A spokesman for the coalition denied that a major ground force has landed, refusing to comment on “ongoing operations”.
But Yemeni government and militia forces said several dozen troops had landed in the main southern city, with some sources saying they were to assist in fighting for its international airport.
A journalist saw several men in the vicinity of the airport dressed in military-style clothing, wearing helmets and carrying sophisticated weaponry.
“A limited coalition force entered Aden and another force is on its way”, a Yemeni government official in Aden said.
A leading member of the so-called “popular committees” supporting exiled President Abd-Rabbu Mansour Hadi said the newly deployed troops “will start helping us in fighting the Houthis and (former president Ali Abdullah) Saleh’s forces”.
The troops would mainly back pro-Hadi fighters around the rebel-held airport, which has changed hands several times and was again the focus of heavy fighting on Saturday night, he said.
Other militia commanders confirmed that a few dozen coalition soldiers, mostly Saudis and Emiratis of Yemeni origin, were on the ground in Aden.
One militia source said some 30 soldiers from coalition countries had been deployed to “supervise” operations to retake the airport.

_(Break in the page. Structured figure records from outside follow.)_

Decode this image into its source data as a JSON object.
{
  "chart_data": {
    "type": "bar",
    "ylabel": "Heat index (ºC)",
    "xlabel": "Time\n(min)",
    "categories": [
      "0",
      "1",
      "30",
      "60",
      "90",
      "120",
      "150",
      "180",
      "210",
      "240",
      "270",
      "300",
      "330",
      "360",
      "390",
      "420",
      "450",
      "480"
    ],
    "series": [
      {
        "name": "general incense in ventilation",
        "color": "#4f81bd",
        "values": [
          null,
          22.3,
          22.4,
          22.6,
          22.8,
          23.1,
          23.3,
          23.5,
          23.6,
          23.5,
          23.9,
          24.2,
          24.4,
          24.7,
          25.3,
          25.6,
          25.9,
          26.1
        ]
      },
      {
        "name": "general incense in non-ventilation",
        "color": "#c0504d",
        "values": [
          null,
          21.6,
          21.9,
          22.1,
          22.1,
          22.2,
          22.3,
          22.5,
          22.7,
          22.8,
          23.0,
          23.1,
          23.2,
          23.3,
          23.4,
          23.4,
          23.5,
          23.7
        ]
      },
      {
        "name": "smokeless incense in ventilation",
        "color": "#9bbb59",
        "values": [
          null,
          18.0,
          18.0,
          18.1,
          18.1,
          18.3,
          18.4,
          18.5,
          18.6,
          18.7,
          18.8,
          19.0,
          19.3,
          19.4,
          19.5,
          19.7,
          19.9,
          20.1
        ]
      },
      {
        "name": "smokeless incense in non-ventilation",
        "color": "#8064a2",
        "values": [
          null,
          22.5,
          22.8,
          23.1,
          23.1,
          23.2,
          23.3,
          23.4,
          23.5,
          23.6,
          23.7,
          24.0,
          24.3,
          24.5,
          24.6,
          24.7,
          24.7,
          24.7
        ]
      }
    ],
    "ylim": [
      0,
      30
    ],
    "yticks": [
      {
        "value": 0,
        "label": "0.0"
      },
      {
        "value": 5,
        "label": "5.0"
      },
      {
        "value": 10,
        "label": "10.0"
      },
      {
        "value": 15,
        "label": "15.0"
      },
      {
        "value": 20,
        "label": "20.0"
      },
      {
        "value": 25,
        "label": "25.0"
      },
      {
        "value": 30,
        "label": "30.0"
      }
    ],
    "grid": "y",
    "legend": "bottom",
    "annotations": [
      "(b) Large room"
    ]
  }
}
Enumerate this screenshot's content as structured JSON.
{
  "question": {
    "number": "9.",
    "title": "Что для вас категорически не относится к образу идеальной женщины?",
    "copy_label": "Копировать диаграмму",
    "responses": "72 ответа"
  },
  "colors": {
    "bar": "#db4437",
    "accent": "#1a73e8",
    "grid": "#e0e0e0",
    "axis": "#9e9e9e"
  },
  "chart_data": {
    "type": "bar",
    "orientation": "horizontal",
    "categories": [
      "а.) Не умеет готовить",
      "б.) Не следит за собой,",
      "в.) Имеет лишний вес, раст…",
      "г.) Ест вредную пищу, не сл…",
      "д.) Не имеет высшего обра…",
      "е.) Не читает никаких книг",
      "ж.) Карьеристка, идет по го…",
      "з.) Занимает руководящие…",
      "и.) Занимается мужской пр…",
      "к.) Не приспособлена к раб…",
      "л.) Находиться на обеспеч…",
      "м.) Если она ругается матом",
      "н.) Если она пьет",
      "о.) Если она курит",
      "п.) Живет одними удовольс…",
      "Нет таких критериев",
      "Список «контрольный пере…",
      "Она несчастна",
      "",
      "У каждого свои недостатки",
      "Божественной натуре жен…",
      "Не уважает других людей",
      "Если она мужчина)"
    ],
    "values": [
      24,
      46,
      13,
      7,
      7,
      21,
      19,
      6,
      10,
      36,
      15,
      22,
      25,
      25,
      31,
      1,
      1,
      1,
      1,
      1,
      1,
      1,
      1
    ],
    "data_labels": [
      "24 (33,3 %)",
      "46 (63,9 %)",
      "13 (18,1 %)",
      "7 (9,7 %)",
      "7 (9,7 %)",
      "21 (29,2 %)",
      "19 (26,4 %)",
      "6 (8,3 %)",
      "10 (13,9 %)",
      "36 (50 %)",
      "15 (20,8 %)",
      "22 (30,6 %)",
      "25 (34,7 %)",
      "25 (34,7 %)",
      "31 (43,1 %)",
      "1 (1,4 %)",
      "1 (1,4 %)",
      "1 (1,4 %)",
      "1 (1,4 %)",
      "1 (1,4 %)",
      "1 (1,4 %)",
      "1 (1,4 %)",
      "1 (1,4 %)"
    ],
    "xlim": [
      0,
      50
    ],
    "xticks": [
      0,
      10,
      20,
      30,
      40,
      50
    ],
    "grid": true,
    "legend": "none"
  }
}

Coalition spokesman Brigadier General Ahmed Assiri denied a major ground force had landed in Aden. “I can assure you that no (coalition) forces disembarked on the ground in Aden today,” he told Saudi news agency Al-Ekhbariya.
But in comments to Doha-based Al-Jazeera television, he said that “all options are open”.
“The coalition leadership will not spare any effort to support the resistance and achieve positive results on the ground,” Brig Gen Assiri said.
On Sunday, coalition warplanes pounded rebel positions in and around the airport as clashes raged on, said a pro-Hadi military official.
Doctors in Aden said that at least 18 people, most of them civilians, were killed since Saturday and 65 others wounded.
Local officials said most of the casualties resulted from rebel mortar shelling and gunfire across residential areas.
Human Rights Watch on Sunday accused the coalition of using US-supplied cluster bombs in its operation, warning of the long-term danger to civilians.
HRW said it had gathered photographs, video and other evidence indicating that cluster munitions had been used in air strikes against the Houthi rebel stronghold of Saada province in Yemen’s northern mountains in recent weeks.
Cluster munitions are prohibited by a 2008 treaty adopted by 116 countries, but not by Saudi Arabia and its coalition partners or the United States.
“Saudi-led cluster munition air strikes have been hitting areas near villages, putting local people in danger,” said HRW arms director Steve Goose.
Saudi Arabia denied it was using cluster munitions earlier in the campaign.
Moroccan King Mohammed VI visited Saudi Arabia on Sunday and discussed “regional and international developments” with King Salman, the official SPA news agency reported.